Is writing in wiki markup easier than writing in HTML? That is subjective. In the end, wiki markup is syntax just like HTML markup.
Then the big world wide web explosion occurred. Mostly because of the way Windows XP was preinstalled on computers. Non technical users quickly became part of the web.
Along with this new movement were tools to help non technical users create web sites, such as Microsoft FrontPage. Extensions and templates were developed to enable word processors to produce HTML output. Sadly, the desired results contained significant cruft and produced HTML that often failed to validate against standards.
Technical users revolted against this garbage production process. Wikis then became an alleged savior. Using wiki markup was seen as a savior to avoid sloppy HTML.
This is a classic example of geek thinking. Invent something new to solve a problem that never existed.
All along the solution was horribly simple. Create robust HTML WYSIWYG/WYSIWYM interfaces.
No, the geeks would have none of that. Geek creds are more important. Hack away in wiki markup or get out of the way.
Geeks are a minority. The majority of people just want to write and contribute. Even the MediaWiki folks admit the problem of not helping non technical users. They are trying to create a WYSIWYG/WYSIWYM editor, but I suspect the effort is too little too late.
Most folks just want to use a word processor or word processor like interface.
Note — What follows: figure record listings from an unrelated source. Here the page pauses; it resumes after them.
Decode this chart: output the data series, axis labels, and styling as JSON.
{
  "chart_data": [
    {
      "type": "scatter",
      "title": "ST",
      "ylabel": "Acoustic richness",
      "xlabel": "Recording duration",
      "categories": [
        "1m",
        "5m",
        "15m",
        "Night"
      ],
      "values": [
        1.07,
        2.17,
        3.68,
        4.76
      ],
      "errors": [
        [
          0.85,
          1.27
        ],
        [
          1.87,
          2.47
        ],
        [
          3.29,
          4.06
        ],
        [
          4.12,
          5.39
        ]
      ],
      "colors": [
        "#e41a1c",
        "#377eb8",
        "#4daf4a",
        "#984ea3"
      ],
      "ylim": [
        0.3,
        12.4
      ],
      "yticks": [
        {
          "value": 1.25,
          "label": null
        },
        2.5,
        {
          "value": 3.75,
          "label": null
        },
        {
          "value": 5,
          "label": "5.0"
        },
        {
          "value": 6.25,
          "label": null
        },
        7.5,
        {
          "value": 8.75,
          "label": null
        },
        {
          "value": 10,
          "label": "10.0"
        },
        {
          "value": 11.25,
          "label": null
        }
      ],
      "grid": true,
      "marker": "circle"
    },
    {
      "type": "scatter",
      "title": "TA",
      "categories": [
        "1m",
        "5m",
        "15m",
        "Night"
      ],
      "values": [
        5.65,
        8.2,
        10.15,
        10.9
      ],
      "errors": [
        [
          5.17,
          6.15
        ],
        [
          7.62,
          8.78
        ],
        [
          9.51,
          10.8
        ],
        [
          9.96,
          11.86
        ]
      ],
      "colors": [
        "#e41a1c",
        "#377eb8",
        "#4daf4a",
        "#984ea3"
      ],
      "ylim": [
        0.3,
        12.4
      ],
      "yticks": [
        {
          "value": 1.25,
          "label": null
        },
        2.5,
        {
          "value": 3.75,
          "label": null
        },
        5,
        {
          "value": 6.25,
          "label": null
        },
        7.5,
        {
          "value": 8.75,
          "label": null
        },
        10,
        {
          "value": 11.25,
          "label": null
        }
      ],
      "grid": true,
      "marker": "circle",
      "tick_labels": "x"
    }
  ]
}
Yes, even a word processor uses some kind of markup underneath the pretty WYSIWYG interface. Long time word processor users remember the Reveal Codes feature of WordPerfect for DOS. Even MS Word supported Rich Text Format, which is nothing but another form of markup.
How a word processor or HTML editor works underneath is irrelevant to most users. Few people want to deal with wiki markup. Any markup at all. They just want to write and create content. They want to contribute.
Many people have confessed that while wikis sound like a great idea, once implemented the number of contributors fade fast after they realize they need to learn markup syntax. Many a company wiki has stagnated because of the user-hostile interface for creating content.
Wiki developers all need to focus on making wikis easy to use for non technical users. They are not going to deal with the underlying markup. Computers are tools. Nothing more, nothing less.